Database & Storage Overview

Foundation of every system — choosing the right database engine and storage strategy is one of the most consequential architectural decisions you will make. This section covers database types, trade-offs, HA design, and cloud-managed options.

Database Type Taxonomy

Relational (RDBMS)

Relational databases organise data into tables with predefined schemas, enforcing integrity through ACID transactions. They excel at complex queries, joins across normalised data, and strong consistency requirements. PostgreSQL, MySQL, and Oracle are the canonical examples. SQL is the universal query language.

NoSQL — Document Stores

Documents (typically JSON/BSON) are the unit of storage. Each document is self-contained and can have a flexible schema. MongoDB and CouchDB are representative. Document stores shine when entities naturally map to nested objects — product catalogs, user profiles, CMS content.

NoSQL — Key-Value Stores

The simplest data model: every value is addressed by an opaque key. Redis, DynamoDB (in key-value mode), and Memcached fall here. Extremely fast for single-key lookups, session storage, and caching layers. Limited querying capability beyond key access.
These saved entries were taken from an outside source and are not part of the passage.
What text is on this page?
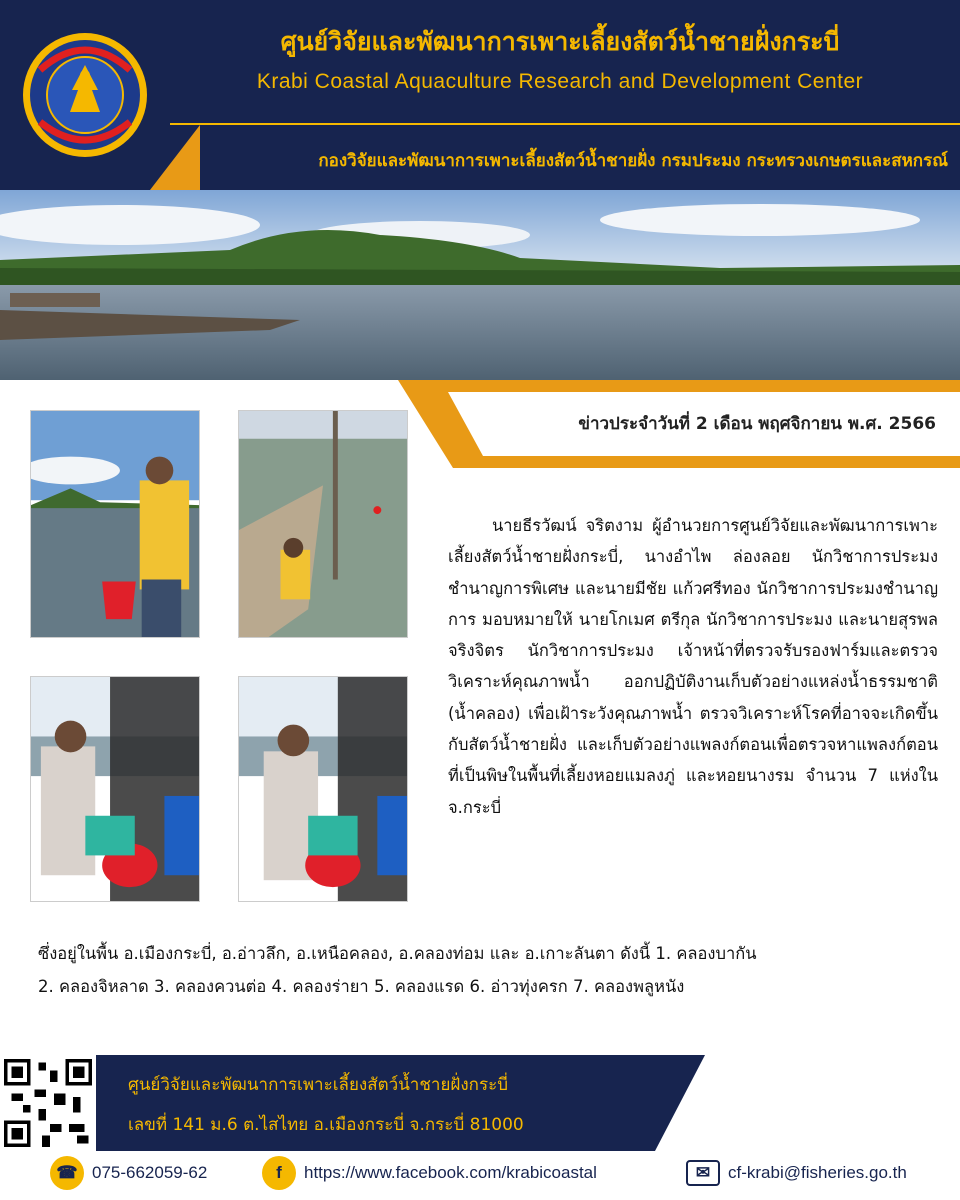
ศูนย์วิจัยและพัฒนาการเพาะเลี้ยงสัตว์น้ำชายฝั่งกระบี่
Krabi Coastal Aquaculture Research and Development Center
กองวิจัยและพัฒนาการเพาะเลี้ยงสัตว์น้ำชายฝั่ง กรมประมง กระทรวงเกษตรและสหกรณ์
ข่าวประจำวันที่ 2 เดือน พฤศจิกายน พ.ศ. 2566

นายธีรวัฒน์ จริตงาม ผู้อำนวยการศูนย์วิจัยและพัฒนาการเพาะเลี้ยงสัตว์น้ำชายฝั่งกระบี่, นางอำไพ ล่องลอย นักวิชาการประมงชำนาญการพิเศษ และนายมีชัย แก้วศรีทอง นักวิชาการประมงชำนาญการ มอบหมายให้ นายโกเมศ ตรีกุล นักวิชาการประมง และนายสุรพล จริงจิตร นักวิชาการประมง เจ้าหน้าที่ตรวจรับรองฟาร์มและตรวจวิเคราะห์คุณภาพน้ำ ออกปฏิบัติงานเก็บตัวอย่างแหล่งน้ำธรรมชาติ (น้ำคลอง) เพื่อเฝ้าระวังคุณภาพน้ำ ตรวจวิเคราะห์โรคที่อาจจะเกิดขึ้นกับสัตว์น้ำชายฝั่ง และเก็บตัวอย่างแพลงก์ตอนเพื่อตรวจหาแพลงก์ตอนที่เป็นพิษในพื้นที่เลี้ยงหอยแมลงภู่ และหอยนางรม จำนวน 7 แห่งใน จ.กระบี่

ซึ่งอยู่ในพื้น อ.เมืองกระบี่, อ.อ่าวลึก, อ.เหนือคลอง, อ.คลองท่อม และ อ.เกาะลันตา ดังนี้ 1. คลองบากัน
2. คลองจิหลาด 3. คลองควนต่อ 4. คลองร่ายา 5. คลองแรด 6. อ่าวทุ่งครก 7. คลองพลูหนัง
ศูนย์วิจัยและพัฒนาการเพาะเลี้ยงสัตว์น้ำชายฝั่งกระบี่
เลขที่ 141 ม.6 ต.ไสไทย อ.เมืองกระบี่ จ.กระบี่ 81000
☎ 075-662059-62	f	https://www.facebook.com/krabicoastal	✉	cf-krabi@fisheries.go.th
NoSQL — Wide-Column Stores

Data is stored in column families rather than rows, optimised for high-write workloads and time-series data. Apache Cassandra and HBase are the primary examples. Rows within a partition are sorted by a clustering key, enabling efficient range scans within a partition.

NoSQL — Graph Databases

Entities (nodes) and their relationships (edges) are first-class citizens. Neo4j and Amazon Neptune allow efficient traversal of deeply connected data — social networks, fraud detection, knowledge graphs, and recommendation engines where relationship depth matters.

NewSQL

NewSQL systems attempt to combine the horizontal scalability of NoSQL with the ACID guarantees of traditional RDBMS. CockroachDB, Google Spanner, TiDB, and YugabyteDB represent this category. They use distributed consensus algorithms (Raft, Paxos) to achieve globally consistent transactions at scale.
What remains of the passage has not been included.